PP No. 28 Tahun 2024 menetapkan batas usia pembelian produk tembakau dan nikotin menjadi 21 tahun. Peraturan ini melarang penjualan rokok per batang, penggunaan perisa dan zat aditif, serta iklan tembakau di media sosial.
Kemasan produk tembakau wajib menampilkan peringatan kesehatan bergambar yang menutupi 50 persen permukaan kemasan. Langkah ini diharapkan meningkatkan kesadaran publik tentang risiko merokok dan nikotin.
“Peraturan baru Indonesia menjadi terobosan besar dalam upaya melindungi generasi-generasi mendatang dari bahaya terkait tembakau. Langkah-langkah ini menunjukkan kemauan politik yang kuat dan kesadaran yang jelas bahwa melindungi kesehatan kalangan muda saat ini penting untuk mewujudkan Visi Indonesia Emas 2045,” kata Dr N. Paranietharan, Perwakilan WHO untuk Indonesia, Jumat (30/5/2025).
Survei Kesehatan Indonesia 2023 menunjukkan 30,8 persen penduduk usia 15 tahun ke atas menggunakan produk tembakau. Penggunaan tembakau pada laki-laki mencapai 57,9 persen dan pada perempuan hanya 3,3 persen.
Sementarai, Global Adult Tobacco Survey 2021 menunjukkan terjadinya peningkatan pada penggunaan rokok elektrik. Prevalensi rokok elektrik meningkat dari 0,3 persen pada 2011 menjadi 3,0 persen pada 2021.
Kelompok usia 15–24 tahun memiliki prevalensi rokok elektrik 7,5 persen, lebih tinggi dibandingkan kelompok 25–44 tahun. Data Global School-Based Health Survey 2023 mencatat 12,4 persen siswa usia 13–17 tahun menggunakan rokok elektrik.
Angka tersebut menandakan perlunya langkah pengendalian yang lebih tegas bagi kalangan pelajar. WHO menyerukan Indonesia menerapkan kemasan standar untuk semua produk tembakau dan nikotin tanpa logo atau elemen promosi.
Merek produk hanya boleh dicantumkan dalam huruf standar dan dilengkapi peringatan kesehatan berukuran besar. Hingga saat ini, 25 negara telah mengadopsi kemasan standar dan empat negara lain sedang dalam tahap implementasi.

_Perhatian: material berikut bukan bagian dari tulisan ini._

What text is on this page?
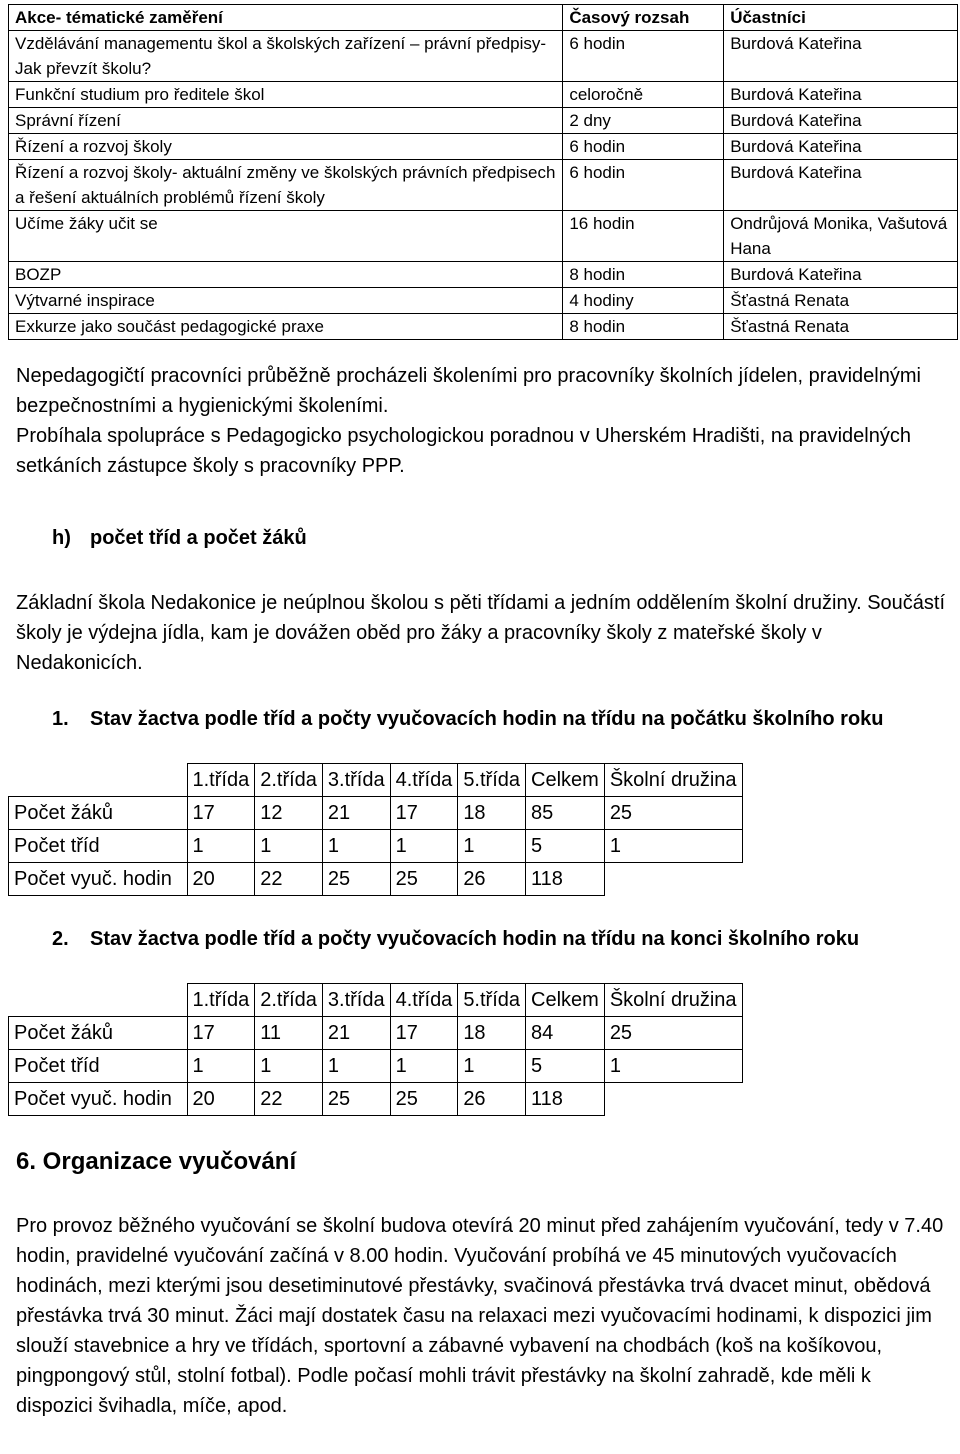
Akce- tématické zaměření	Časový rozsah	Účastníci
Vzdělávání managementu škol a školských zařízení – právní předpisy- Jak převzít školu?	6 hodin	Burdová Kateřina
Funkční studium pro ředitele škol	celoročně	Burdová Kateřina
Správní řízení	2 dny	Burdová Kateřina
Řízení a rozvoj školy	6 hodin	Burdová Kateřina
Řízení a rozvoj školy- aktuální změny ve školských právních předpisech a řešení aktuálních problémů řízení školy	6 hodin	Burdová Kateřina
Učíme žáky učit se	16 hodin	Ondrůjová Monika, Vašutová Hana
BOZP	8 hodin	Burdová Kateřina
Výtvarné inspirace	4 hodiny	Šťastná Renata
Exkurze jako součást pedagogické praxe	8 hodin	Šťastná Renata

Nepedagogičtí pracovníci průběžně procházeli školeními pro pracovníky školních jídelen, pravidelnými bezpečnostními a hygienickými školeními.

Probíhala spolupráce s Pedagogicko psychologickou poradnou v Uherském Hradišti, na pravidelných setkáních zástupce školy s pracovníky PPP.

h) počet tříd a počet žáků

Základní škola Nedakonice je neúplnou školou s pěti třídami a jedním oddělením školní družiny. Součástí školy je výdejna jídla, kam je dovážen oběd pro žáky a pracovníky školy z mateřské školy v Nedakonicích.

1. Stav žactva podle tříd a počty vyučovacích hodin na třídu na počátku školního roku
	1.třída	2.třída	3.třída	4.třída	5.třída	Celkem	Školní družina
Počet žáků	17	12	21	17	18	85	25
Počet tříd	1	1	1	1	1	5	1
Počet vyuč. hodin	20	22	25	25	26	118	
2. Stav žactva podle tříd a počty vyučovacích hodin na třídu na konci školního roku
	1.třída	2.třída	3.třída	4.třída	5.třída	Celkem	Školní družina
Počet žáků	17	11	21	17	18	84	25
Počet tříd	1	1	1	1	1	5	1
Počet vyuč. hodin	20	22	25	25	26	118	
6. Organizace vyučování

Pro provoz běžného vyučování se školní budova otevírá 20 minut před zahájením vyučování, tedy v 7.40 hodin, pravidelné vyučování začíná v 8.00 hodin. Vyučování probíhá ve 45 minutových vyučovacích hodinách, mezi kterými jsou desetiminutové přestávky, svačinová přestávka trvá dvacet minut, obědová přestávka trvá 30 minut. Žáci mají dostatek času na relaxaci mezi vyučovacími hodinami, k dispozici jim slouží stavebnice a hry ve třídách, sportovní a zábavné vybavení na chodbách (koš na košíkovou, pingpongový stůl, stolní fotbal). Podle počasí mohli trávit přestávky na školní zahradě, kde měli k dispozici švihadla, míče, apod.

Beberapa anggota G20 seperti Australia, Inggris, dan Kanada sudah memberlakukan kebijakan ini. Di kawasan ASEAN, Laos, Myanmar, Singapura, dan Thailand telah mengadopsi kemasan standar dan melaksanakan kebijakan serupa.
Contoh Australia sejak 2012 menunjukkan penurunan angka merokok dan peningkatan upaya berhenti merokok. Industri tembakau mengklaim kemasan standar merugikan usaha kecil dan memicu perdagangan ilegal tanpa bukti nyata.

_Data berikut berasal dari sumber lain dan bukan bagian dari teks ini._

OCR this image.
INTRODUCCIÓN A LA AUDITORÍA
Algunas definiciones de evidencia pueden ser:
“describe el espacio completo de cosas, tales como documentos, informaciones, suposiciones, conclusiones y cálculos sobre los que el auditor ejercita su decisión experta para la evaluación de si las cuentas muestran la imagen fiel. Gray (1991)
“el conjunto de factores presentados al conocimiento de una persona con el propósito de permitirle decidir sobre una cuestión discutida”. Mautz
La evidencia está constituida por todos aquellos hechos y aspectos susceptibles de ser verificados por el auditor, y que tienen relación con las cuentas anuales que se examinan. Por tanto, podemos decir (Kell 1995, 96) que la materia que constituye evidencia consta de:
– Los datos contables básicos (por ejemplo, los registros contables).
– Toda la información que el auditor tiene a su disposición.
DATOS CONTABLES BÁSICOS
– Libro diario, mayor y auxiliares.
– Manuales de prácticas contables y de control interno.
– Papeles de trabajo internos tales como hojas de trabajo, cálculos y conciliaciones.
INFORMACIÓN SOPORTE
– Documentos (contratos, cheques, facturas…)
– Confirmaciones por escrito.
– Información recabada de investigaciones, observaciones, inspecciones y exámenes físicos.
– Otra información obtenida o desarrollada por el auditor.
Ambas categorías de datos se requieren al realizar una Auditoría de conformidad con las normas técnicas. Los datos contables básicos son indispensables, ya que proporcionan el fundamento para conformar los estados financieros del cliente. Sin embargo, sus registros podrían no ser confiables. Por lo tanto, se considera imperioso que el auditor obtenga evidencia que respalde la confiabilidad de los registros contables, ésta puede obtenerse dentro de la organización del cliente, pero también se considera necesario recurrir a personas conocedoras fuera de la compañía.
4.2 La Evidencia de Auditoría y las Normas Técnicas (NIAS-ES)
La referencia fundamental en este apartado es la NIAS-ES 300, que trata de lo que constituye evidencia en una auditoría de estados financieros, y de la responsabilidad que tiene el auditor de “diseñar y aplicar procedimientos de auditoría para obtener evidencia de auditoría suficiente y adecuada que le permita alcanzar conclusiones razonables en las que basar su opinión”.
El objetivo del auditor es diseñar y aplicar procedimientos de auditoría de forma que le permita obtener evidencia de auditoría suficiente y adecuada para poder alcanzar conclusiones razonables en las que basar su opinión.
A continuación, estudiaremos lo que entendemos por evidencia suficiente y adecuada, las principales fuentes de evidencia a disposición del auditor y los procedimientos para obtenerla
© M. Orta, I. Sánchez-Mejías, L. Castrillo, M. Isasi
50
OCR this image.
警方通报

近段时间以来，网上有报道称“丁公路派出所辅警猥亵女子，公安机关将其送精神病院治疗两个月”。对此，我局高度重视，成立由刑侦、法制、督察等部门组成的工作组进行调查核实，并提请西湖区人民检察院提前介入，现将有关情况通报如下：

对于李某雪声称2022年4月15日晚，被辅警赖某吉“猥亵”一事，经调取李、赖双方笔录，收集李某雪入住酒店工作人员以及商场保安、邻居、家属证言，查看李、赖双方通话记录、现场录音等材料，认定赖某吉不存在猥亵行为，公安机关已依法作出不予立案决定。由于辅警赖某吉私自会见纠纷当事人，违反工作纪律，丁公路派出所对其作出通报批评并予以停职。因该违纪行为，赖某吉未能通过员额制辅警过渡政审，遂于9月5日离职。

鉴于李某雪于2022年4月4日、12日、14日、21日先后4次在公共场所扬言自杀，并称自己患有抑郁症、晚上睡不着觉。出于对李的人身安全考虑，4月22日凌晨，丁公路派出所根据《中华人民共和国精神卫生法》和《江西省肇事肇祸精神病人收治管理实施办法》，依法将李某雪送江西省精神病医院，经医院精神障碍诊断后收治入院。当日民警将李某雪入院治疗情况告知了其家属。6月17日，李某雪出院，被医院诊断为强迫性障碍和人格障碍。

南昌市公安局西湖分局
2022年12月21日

WHO menegaskan data dari Australia membuktikan keberhasilan kemasan polos mengurangi angka perokok dan memperbaiki kesehatan masyarakat. Pasal 435 PP No. 28/2024 memberikan landasan hukum kuat untuk penerapan kemasan standar di Indonesia.
Saat ini dibutuhkan peraturan teknis pelaksanaan agar kebijakan ini dapat segera diberlakukan.